Indépendance non reconnue

Si ces affrontements servent de prétexte pour remettre en cause l’indépendance du Kosovo, actée depuis 2008 par la plupart des pays occidentaux, mais non reconnue par la Serbie. Le Kosovo était jusque-là une ancienne province serbe.

La voix des dirigeants

Côté kosovar, on assure qu’aucune politique, opération policière ou blocus à la frontière ne vise spécifiquement les Serbes ou la minorité serbe du Kosovo. Le ministre de l’Intérieur a affirmé que l’opération policière liée aux barricades à la frontière était “dirigée contre les criminels”.

L’Otan déjà sur place

Le patron de l’Otan a appelé les dirigeants serbe et kosovar à “empêcher une nouvelle escalade”. Il a aussi envoyé des véhicules de l’Otan sur les principaux axes routiers du nord du Kosovo. Il veut absolument éviter un second conflit majeur en Europe, en plus de la guerre en Ukraine.

Serbie

Politique discriminatoire

Difficile de connaître l’origine des violences.
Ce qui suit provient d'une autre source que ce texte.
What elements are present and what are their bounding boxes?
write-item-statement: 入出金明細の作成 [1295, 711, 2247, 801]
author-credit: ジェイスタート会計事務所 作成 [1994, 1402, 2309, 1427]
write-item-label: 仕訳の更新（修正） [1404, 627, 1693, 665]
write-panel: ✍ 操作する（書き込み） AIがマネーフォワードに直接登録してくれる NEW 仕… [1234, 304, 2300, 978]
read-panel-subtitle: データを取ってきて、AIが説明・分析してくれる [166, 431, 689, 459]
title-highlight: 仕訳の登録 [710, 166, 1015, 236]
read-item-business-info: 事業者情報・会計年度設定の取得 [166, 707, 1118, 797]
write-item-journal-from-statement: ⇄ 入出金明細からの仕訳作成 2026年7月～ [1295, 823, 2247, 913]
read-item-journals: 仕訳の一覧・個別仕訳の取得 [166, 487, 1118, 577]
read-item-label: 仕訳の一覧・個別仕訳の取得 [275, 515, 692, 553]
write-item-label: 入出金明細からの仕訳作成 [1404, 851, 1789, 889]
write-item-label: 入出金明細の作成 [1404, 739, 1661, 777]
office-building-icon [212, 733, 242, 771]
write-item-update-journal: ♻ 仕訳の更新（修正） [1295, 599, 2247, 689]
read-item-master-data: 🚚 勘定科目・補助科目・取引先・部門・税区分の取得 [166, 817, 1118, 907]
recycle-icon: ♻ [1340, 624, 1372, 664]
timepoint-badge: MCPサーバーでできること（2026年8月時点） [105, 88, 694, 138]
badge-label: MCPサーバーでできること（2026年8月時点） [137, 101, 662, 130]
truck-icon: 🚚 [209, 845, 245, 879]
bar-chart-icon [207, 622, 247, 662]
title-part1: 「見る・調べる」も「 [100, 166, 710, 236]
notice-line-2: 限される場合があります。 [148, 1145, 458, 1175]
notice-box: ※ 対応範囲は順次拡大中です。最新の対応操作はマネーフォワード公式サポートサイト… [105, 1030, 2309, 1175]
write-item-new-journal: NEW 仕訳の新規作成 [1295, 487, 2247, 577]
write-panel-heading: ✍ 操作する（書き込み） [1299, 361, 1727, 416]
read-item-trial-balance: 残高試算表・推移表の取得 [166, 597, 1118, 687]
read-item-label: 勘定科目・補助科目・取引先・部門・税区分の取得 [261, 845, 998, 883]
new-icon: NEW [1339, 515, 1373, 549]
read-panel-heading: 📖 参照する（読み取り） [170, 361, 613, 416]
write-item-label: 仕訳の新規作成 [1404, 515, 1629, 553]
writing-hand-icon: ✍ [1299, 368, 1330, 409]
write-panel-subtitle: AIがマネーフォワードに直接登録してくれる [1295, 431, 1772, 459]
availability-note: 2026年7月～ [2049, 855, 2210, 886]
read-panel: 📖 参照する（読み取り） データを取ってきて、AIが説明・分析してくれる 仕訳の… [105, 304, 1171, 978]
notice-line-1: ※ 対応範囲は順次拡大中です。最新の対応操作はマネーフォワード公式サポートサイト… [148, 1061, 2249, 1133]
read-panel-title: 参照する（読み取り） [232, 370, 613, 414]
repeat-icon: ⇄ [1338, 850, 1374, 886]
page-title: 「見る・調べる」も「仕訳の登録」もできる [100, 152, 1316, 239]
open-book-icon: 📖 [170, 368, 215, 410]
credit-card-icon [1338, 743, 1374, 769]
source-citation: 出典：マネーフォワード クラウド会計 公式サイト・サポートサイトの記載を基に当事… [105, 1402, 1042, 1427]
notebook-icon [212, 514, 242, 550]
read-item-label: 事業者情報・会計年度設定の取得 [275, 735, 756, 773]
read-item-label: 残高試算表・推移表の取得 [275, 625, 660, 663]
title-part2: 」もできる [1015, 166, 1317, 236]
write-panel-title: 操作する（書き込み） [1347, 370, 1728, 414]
Pour certains, la police kosovare a ouvert le bal. Pour d’autres, ce sont des Serbes membres d’une guérilla au Kosovo. Précisons aussi que pour Priština, sa politique n’est qu’une réponse logique à la loi serbe. Belgrade, en effet, applique aussi des mesures discriminatoires aux Kosovars qui veulent visiter le pays.

Le retour de la guerre?

Lever cette politique à l’égard des ressortissants kosovars reviendrait à reconnaître l’indépendance du Kosovo, ce qui est inaudible pour de nombreux citoyens serbes. Les diplomates de l’Union européenne et les dirigeants de l’Otan craignent ainsi un retour de la guerre dans les Balkans. Pour rappel, les guerres de Yougoslavie ont eu lieu entre 1991 et 2001.

Prêt à intervenir

Le président serbe Aleksandar Vucic a appelé les citoyens à ne pas réagir à la non-violence, “mais si le Kosovo commence à être violent, protégez votre peuple et nous vous soutiendrons”, a-t-il ajouté. Il a aussi affirmé qu’“il n’y aura pas de colonnes de réfugiés” et que la Serbie “sauvera la population des persécutions si l’Otan ne veut pas le faire”.

Moscou à la rescousse?

La Serbie est un allié de la Russie de Poutine. Les deux pays ont signé un pacte d’alliance militaire en 2013. L’Otan craint donc que Moscou encourage la Serbie à intervenir au Kosovo afin de détourner l’attention de l’Ukraine.